Refinement of approach to SMRs after studies and competitionLessons learned from 2016 SMR competition : a two pathway approach
Advanced Modular Reactor (AMR) Programme
• The AMR Programme will make up to £44 million available to advanced reactor development over the next 3 years.
• The aim of this programme is to assess the feasibility of innovative reactor projects and to accelerate development of promising designs.
• Over 20 organisation submitted proposals for Phase One of the AMR Programme. Included metal cooled FRs, MSRs and HTR proposals.
• All HTR entrants are TRISO fuelled, with He primary coolant.
• All participants have now met with BEIS officials and UK nuclear regulators to outline assessment criteria. Work on the feasibility studies is now on-going. Final reports will be submitted at the end of the year.
• Phase 2 (2019-21) is proposed a phase where grants of c.£10m may be offered to promising reactor proposals to help accelerate technology development.
UK Fusion R&D
• The UKAEA manages the UK’s fusion research programme at the CulhamCentre for Fusion Energy (CCFE), one of the world’s leading fusion research laboratories.
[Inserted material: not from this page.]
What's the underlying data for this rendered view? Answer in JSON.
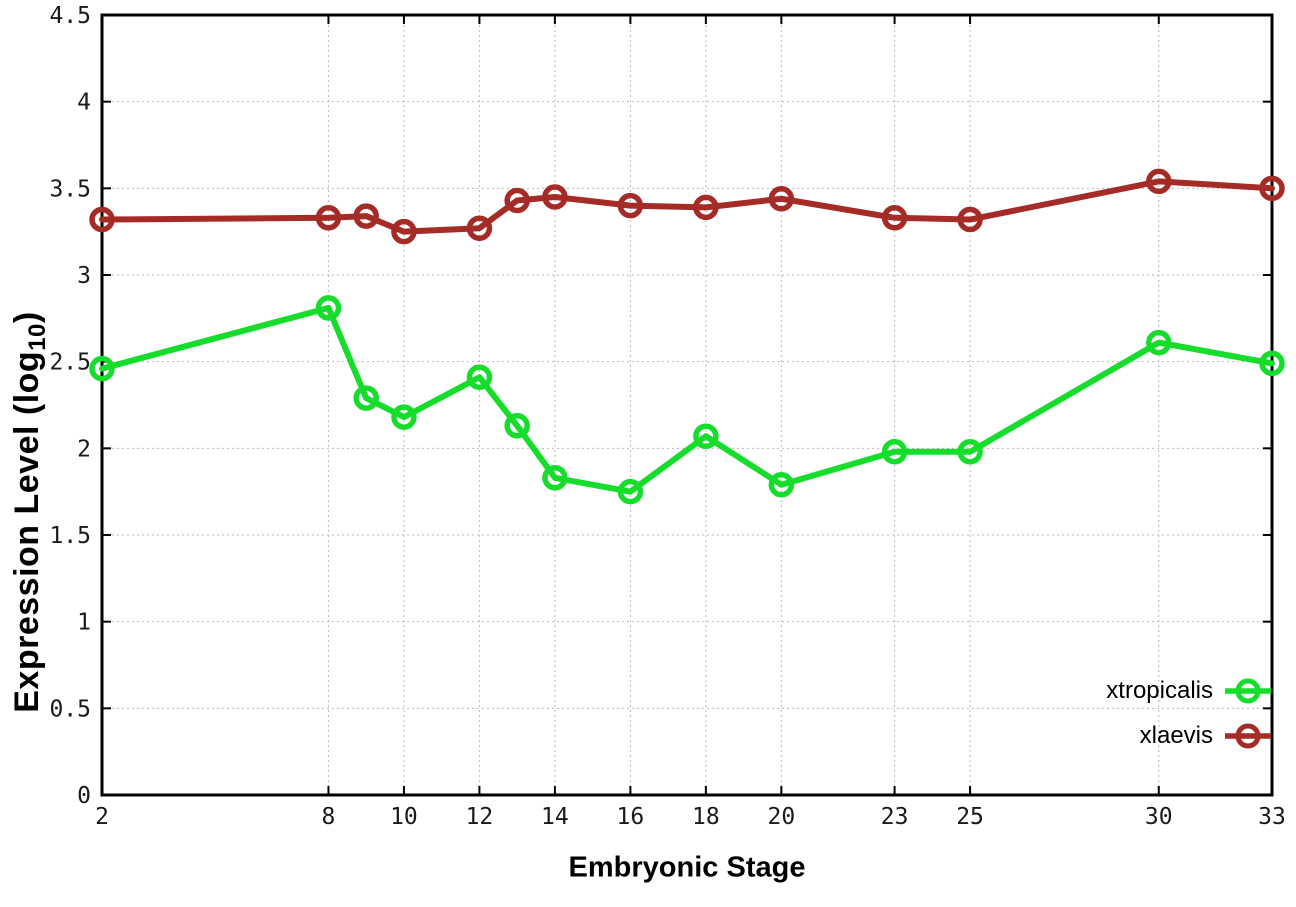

• UKAEA operates the world’s largest fusion experiment, the Joint European Torus (JET), on behalf of EUROfusion - which co-ordinates all members of the EU fusion programme. MAST (Mega-Amp Spherical Tokamak) is the UK’s spherical tokamak, an innovative type of fusion reactor.
• The MAST upgrade has just been completed and represents the largest investment in one scientific experiment in the UK in decades, further cementing UKAEA’s place at the forefront of world-wide fusion research.
• In December 2017, UK Government announced a further £86M of funding for UKAEA’s National Fusion Technology Platform, comprising two new facilities (H3AT and FTF) due to open in 2020
UK Fusion R&D – Impact of EU Exit
• The UK is exploring association to the Euratom Research and Training Programme and the EU’s Joint Undertaking for ITER, Fusion for Energy, as part of a Science and Innovation Accord with the EU. This will allow us to continue our mutually beneficial partnership on this transformative area of research.
• The UK wants to discuss all potential options for how collaboration on nuclear issues, including nuclear research and training, could be taken forward, including the major fusion collaborations at Joint European Torus (JET) and International Thermonuclear Experimental Reactor (ITER).
• The provisions in the draft Withdrawal Agreement mean that UK entities will continue to have the right to participate in and bid for funding in current EU programmes, including Euratom Research and Training, until 2020, and to receive EU funding for the lifetime of the projects.